Michael D Higgins and his wife Sabina will hold a special Remembrance Ceremony at Aras an Uachtarain on Sunday.
Entitled To Honour And Hold in Memory, the event is being held for all those who died from Covid-19, those grieving the loss of loved ones and frontline workers.
Those attending the ceremony will include Tanaiste Leo Varadkar, party leaders, the Lord Mayor of Dublin, Alison Gilliland, and frontline workers from across the country.
Mr Higgins will address the event and then ring the Peace Bell five times in honour of those who died during the pandemic, who made sacrifices, who lost loved ones, for frontline workers and for those who still have Covid.
One minute’s silence will then be observed.
As part of the ceremony, Mr Higgins and his wife will plant an oak tree in the Commemorative Garden as a lasting memorial to all those lost during the pandemic.
Music will be performed by Iarla O Lionaird and Steve Cooney.
Mr Higgins said: “Today is a very solemn occasion, at which we will give honour and hold in memory those we have lost, as well those who have suffered the absence of an opportunity for final moments shared and who could not release their grief.

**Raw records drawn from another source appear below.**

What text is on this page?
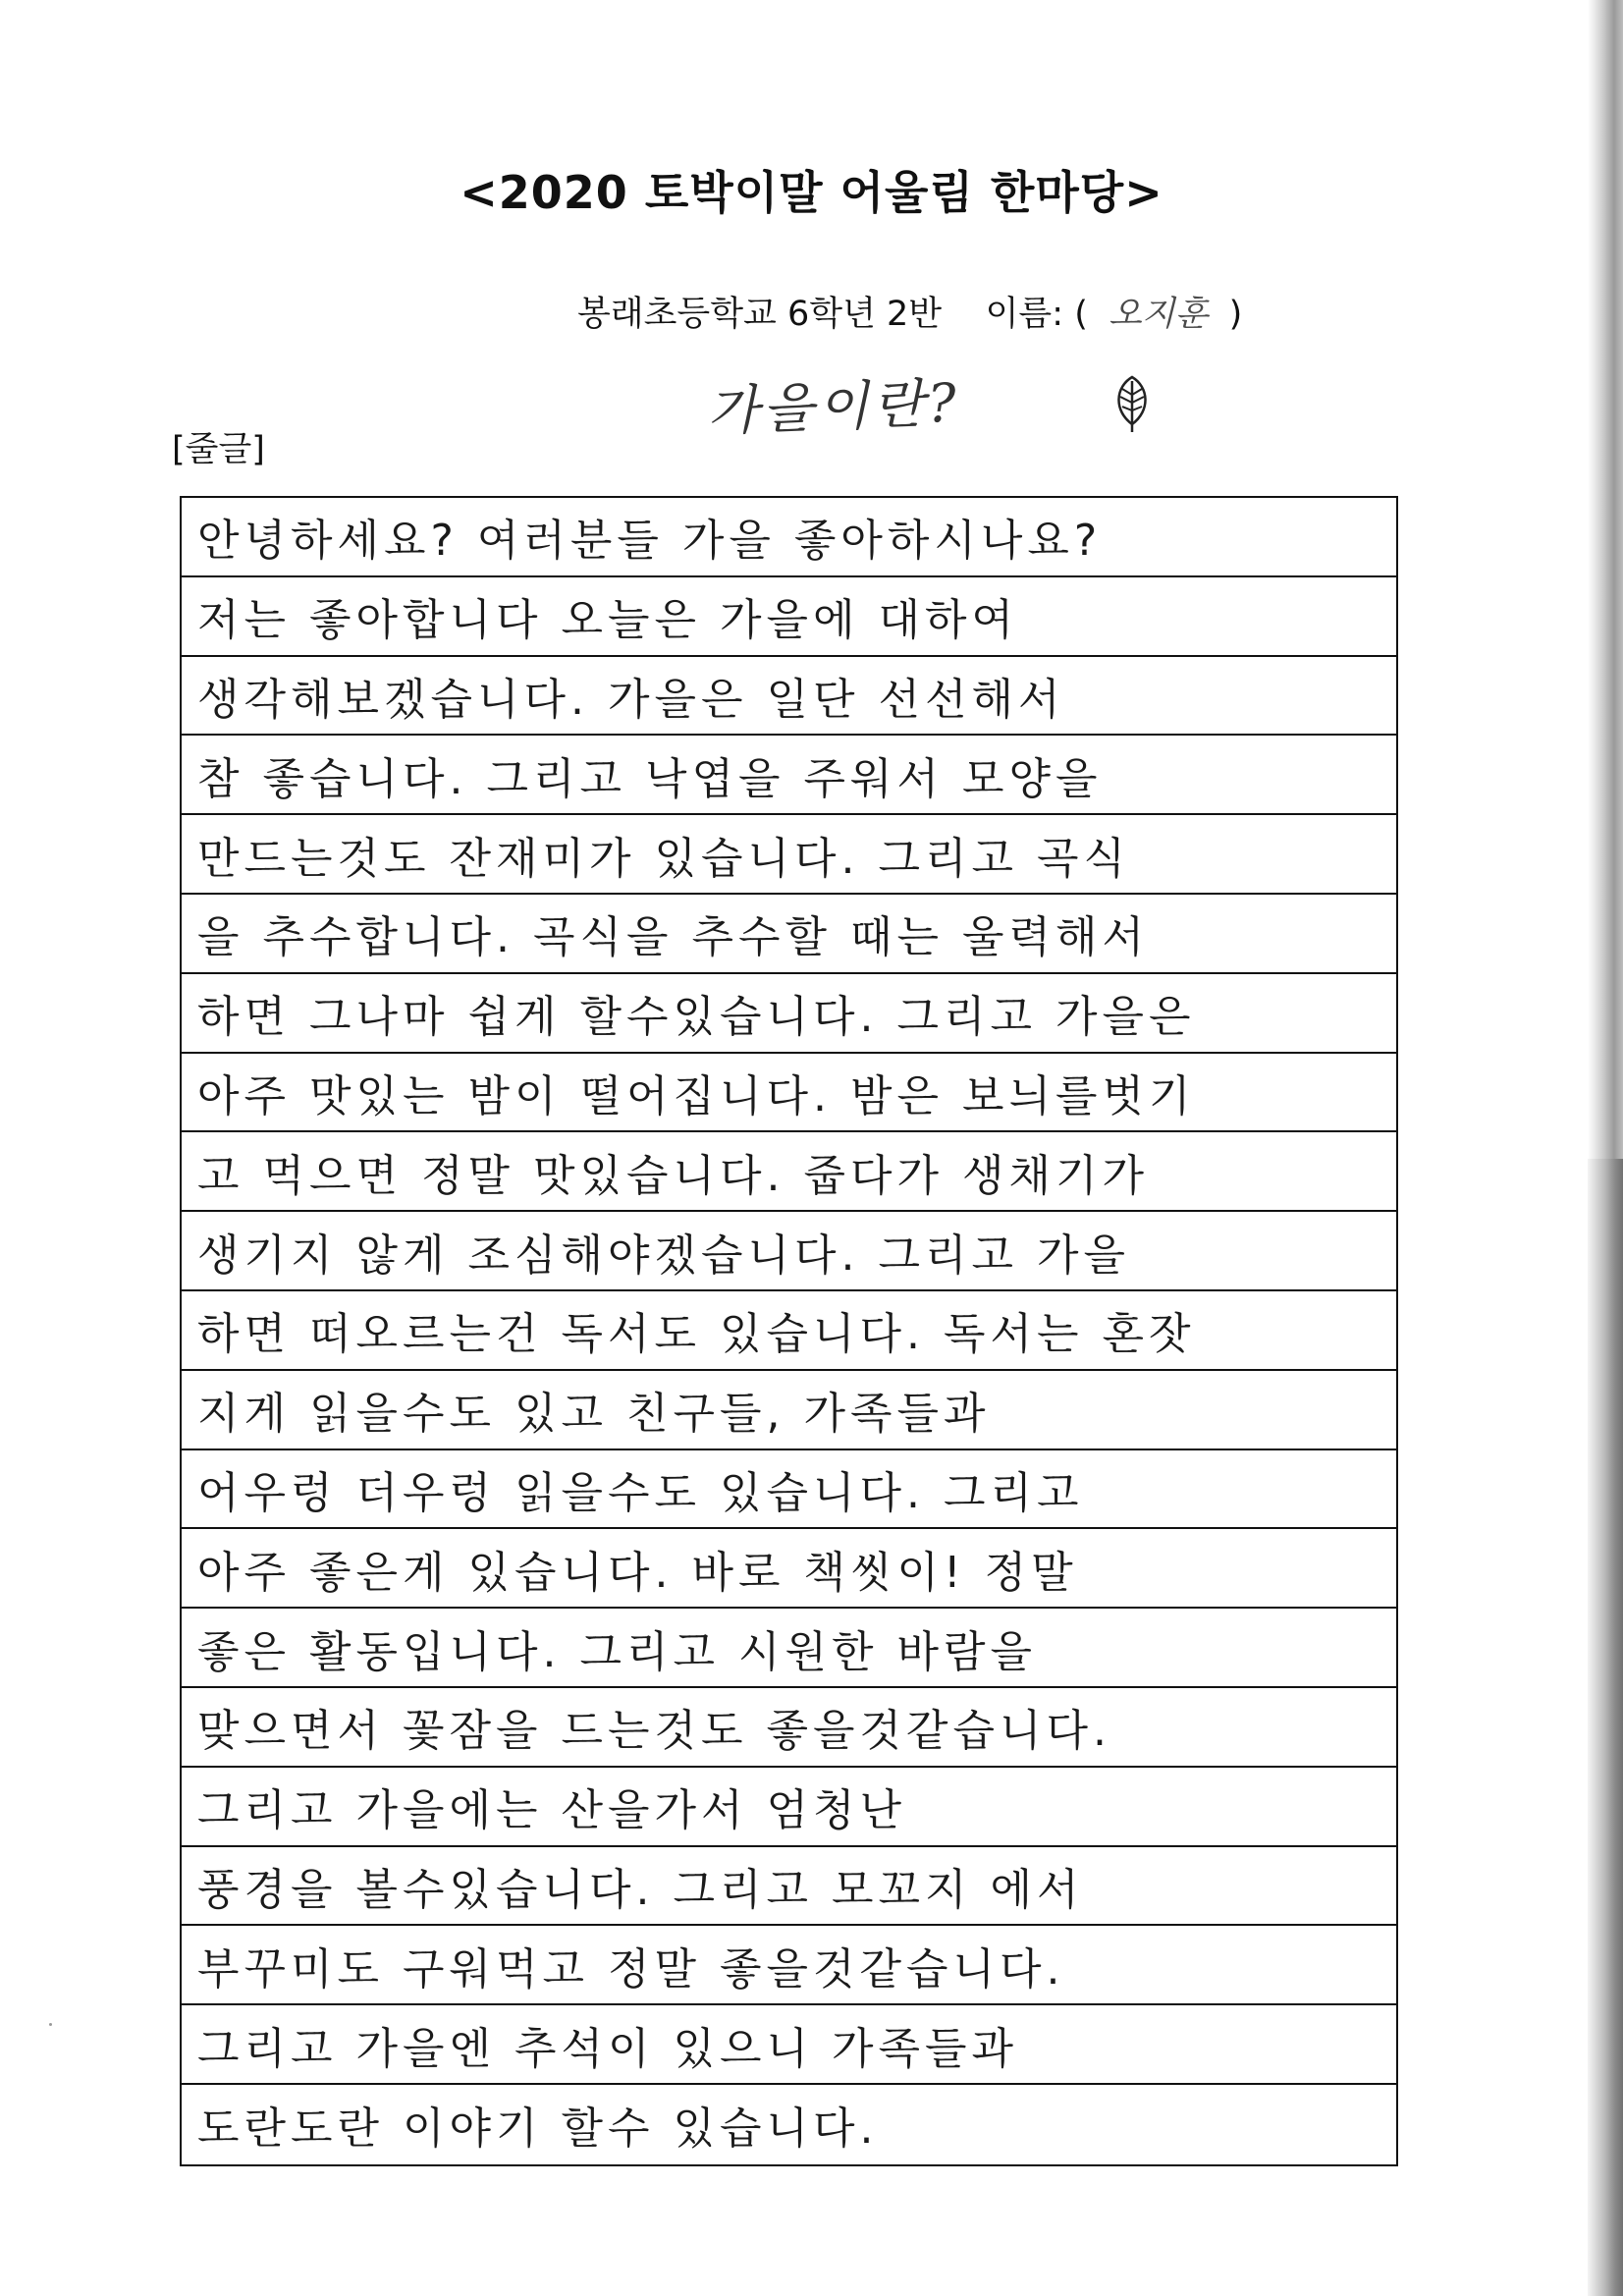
<2020 토박이말 어울림 한마당>
봉래초등학교 6학년 2반 이름: ( 오지훈 )
가을이란?
[줄글]
안녕하세요? 여러분들 가을 좋아하시나요?
저는 좋아합니다 오늘은 가을에 대하여
생각해보겠습니다. 가을은 일단 선선해서
참 좋습니다. 그리고 낙엽을 주워서 모양을
만드는것도 잔재미가 있습니다. 그리고 곡식
을 추수합니다. 곡식을 추수할 때는 울력해서
하면 그나마 쉽게 할수있습니다. 그리고 가을은
아주 맛있는 밤이 떨어집니다. 밤은 보늬를벗기
고 먹으면 정말 맛있습니다. 줍다가 생채기가
생기지 않게 조심해야겠습니다. 그리고 가을
하면 떠오르는건 독서도 있습니다. 독서는 혼잣
지게 읽을수도 있고 친구들, 가족들과
어우렁 더우렁 읽을수도 있습니다. 그리고
아주 좋은게 있습니다. 바로 책씻이! 정말
좋은 활동입니다. 그리고 시원한 바람을
맞으면서 꽃잠을 드는것도 좋을것같습니다.
그리고 가을에는 산을가서 엄청난
풍경을 볼수있습니다. 그리고 모꼬지 에서
부꾸미도 구워먹고 정말 좋을것같습니다.
그리고 가을엔 추석이 있으니 가족들과
도란도란 이야기 할수 있습니다.
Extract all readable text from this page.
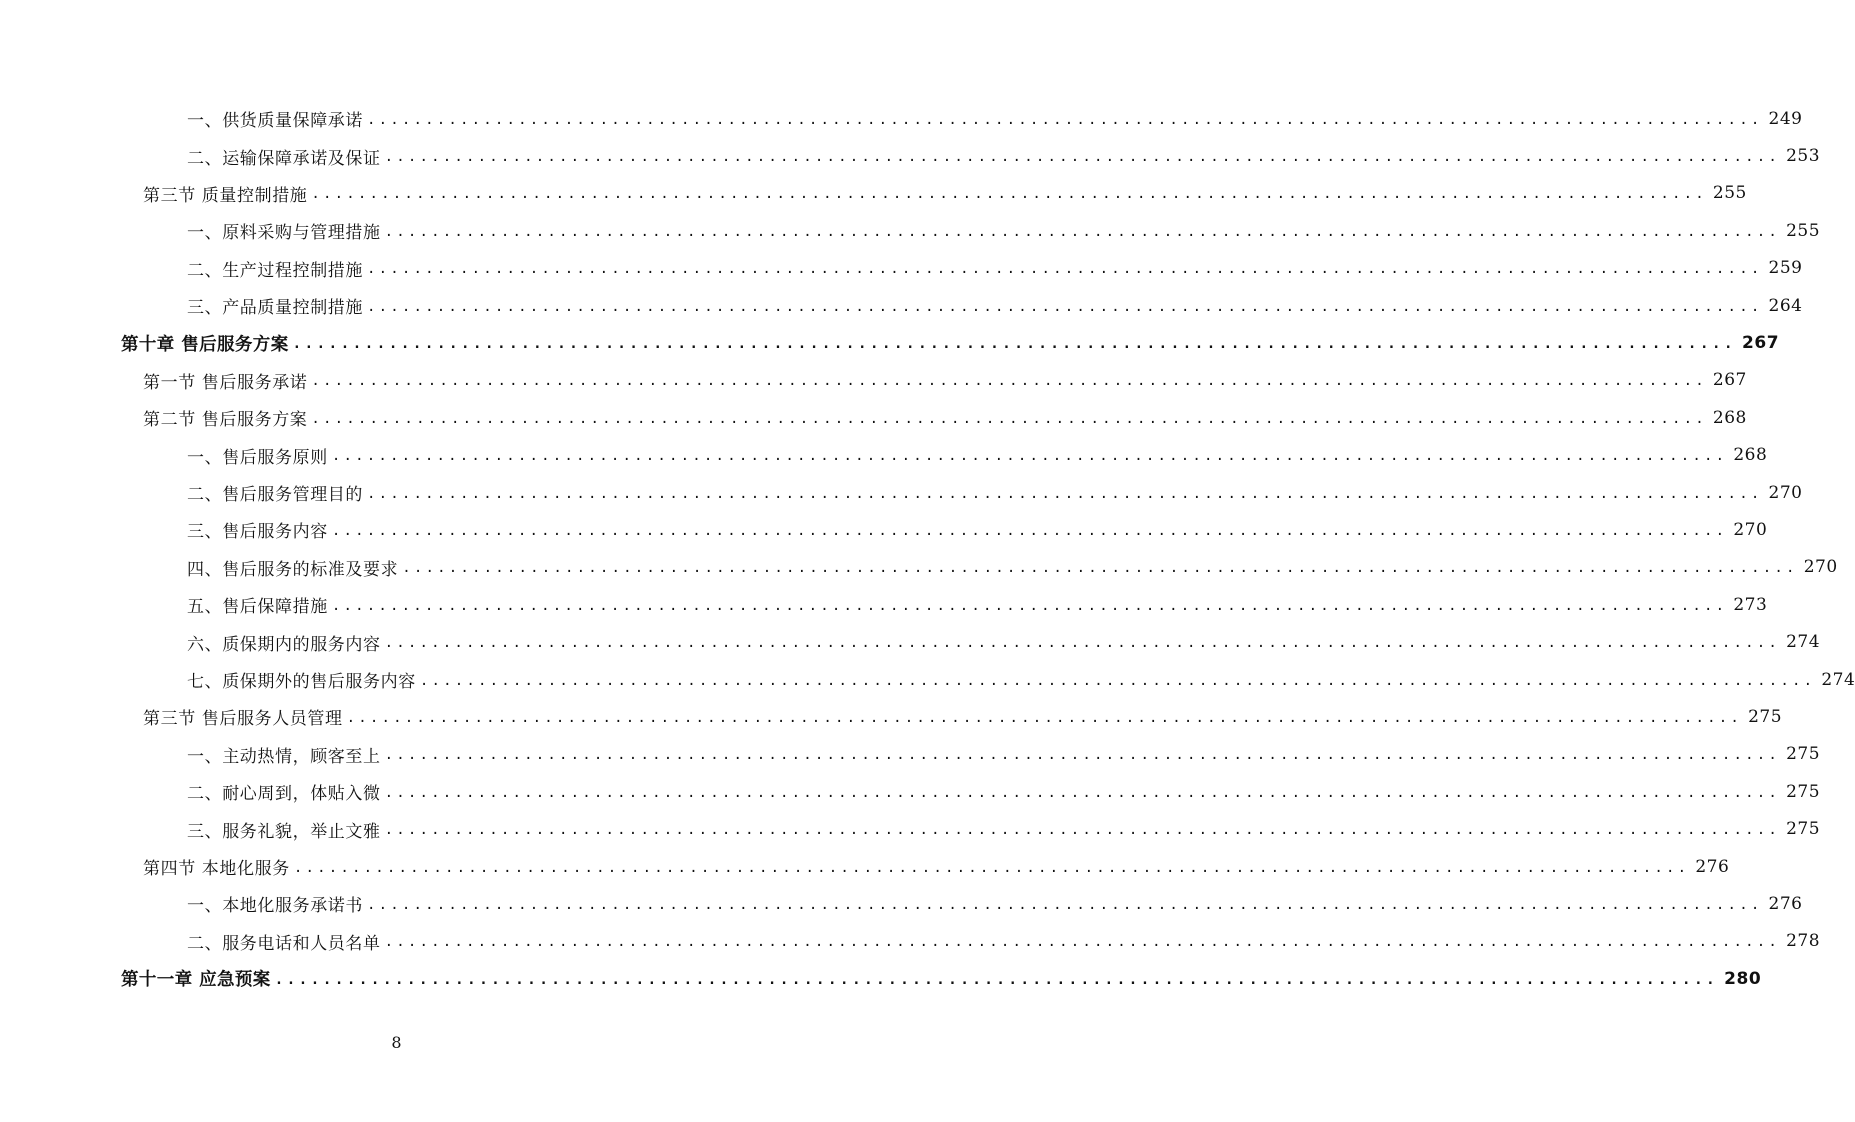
一、供货质量保障承诺 ........................................................................................................................ 249
二、运输保障承诺及保证 ........................................................................................................................ 253
第三节 质量控制措施 ........................................................................................................................ 255
一、原料采购与管理措施 ........................................................................................................................ 255
二、生产过程控制措施 ........................................................................................................................ 259
三、产品质量控制措施 ........................................................................................................................ 264
第十章 售后服务方案 ........................................................................................................................ 267
第一节 售后服务承诺 ........................................................................................................................ 267
第二节 售后服务方案 ........................................................................................................................ 268
一、售后服务原则 ........................................................................................................................ 268
二、售后服务管理目的 ........................................................................................................................ 270
三、售后服务内容 ........................................................................................................................ 270
四、售后服务的标准及要求 ........................................................................................................................ 270
五、售后保障措施 ........................................................................................................................ 273
六、质保期内的服务内容 ........................................................................................................................ 274
七、质保期外的售后服务内容 ........................................................................................................................ 274
第三节 售后服务人员管理 ........................................................................................................................ 275
一、主动热情，顾客至上 ........................................................................................................................ 275
二、耐心周到，体贴入微 ........................................................................................................................ 275
三、服务礼貌，举止文雅 ........................................................................................................................ 275
第四节 本地化服务 ........................................................................................................................ 276
一、本地化服务承诺书 ........................................................................................................................ 276
二、服务电话和人员名单 ........................................................................................................................ 278
第十一章 应急预案 ........................................................................................................................ 280
8
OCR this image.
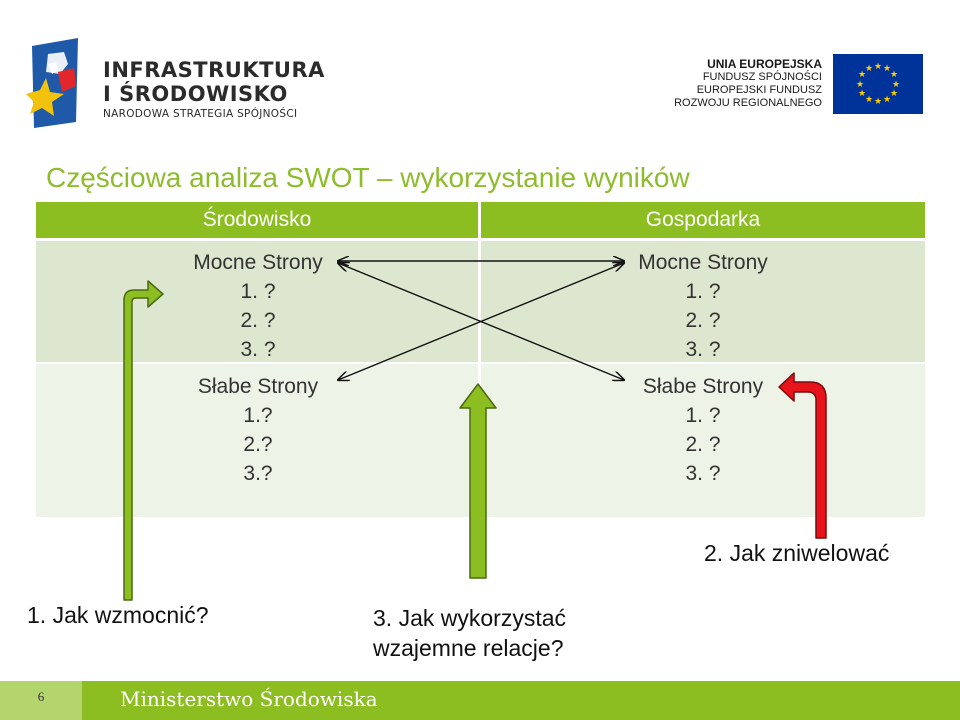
INFRASTRUKTURA
I ŚRODOWISKO
NARODOWA STRATEGIA SPÓJNOŚCI
UNIA EUROPEJSKA
FUNDUSZ SPÓJNOŚCI
EUROPEJSKI FUNDUSZ
ROZWOJU REGIONALNEGO
★ ★
★
★
★
★
★
★
★
★
★
★
Częściowa analiza SWOT – wykorzystanie wyników
Środowisko	Gospodarka
Mocne Strony
1. ?
2. ?
3. ?
Mocne Strony
1. ?
2. ?
3. ?
Słabe Strony
1.?
2.?
3.?
Słabe Strony
1. ?
2. ?
3. ?
1. Jak wzmocnić?
2. Jak zniwelować
3. Jak wykorzystać
wzajemne relacje?
6	Ministerstwo Środowiska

“In doing so, we reflect on the more than 6,600 people who have died as a result of Covid-19 in this country over the past two years, their grieving families, and all those still suffering from Covid and its consequences.
“Today we have to the forefront of our minds the more than half a million people in this country who lost loved ones during the pandemic, and all those, too, living abroad who have endured painful separation from loved ones at home in Ireland at times of great distress and grief.
“We recall how hard it was that there was no space for those normal expressions of grief that had to be curtailed because of the restrictions imposed, necessary as they were, to curtail the virus’s spread.
Our thoughts are with relatives of the more than 6 million people who have died across the globe as a result of the virusMichael D Higgins
“We think too of those carers who had to forgo offering their care and visits to those they love.
“Of course, Covid is not over. The pandemic is still rampant in many parts of the world, particularly in poorer countries that have limited access to vaccines.
“Our thoughts are with relatives of the more than 6 million people who have died across the globe as a result of the virus. We must continue our efforts through the international institutions, such as the World Health Organisation, to support the rollout of vaccinations in those countries with lower vaccination rates.
“Many here in Ireland and elsewhere also struggle on with the long-term effects of the virus, dealing with ongoing symptoms and fatigue which has become a debilitating side-effect of what has been termed ‘Long Covid’.
“Many have also suffered in other ways, through isolation, through missed chances to share the major milestones of life, through an increased exposure to the threat of domestic violence, and in so many more ways.
“We owe a great debt of thanks to all our frontline and emergency workers, all those voluntary and non-governmental organisations who have provided such vital supports to victims and the vulnerable, and to all those throughout our communities who have undertaken such countless acts of kindness and service.
“We cannot ever say it too often: today is a day in which we honour our frontline workers who ensured that our society and economy were able to function at a most basic level, providing essential services needed for subsistence, be it health or retail.
“All those workers, whatever the task, took risks to personal health.
“A heightened recognition now exists across society, I believe, regarding the need to value much essential work that we have been undervaluing and, may I say, in so many instances, underpaying.”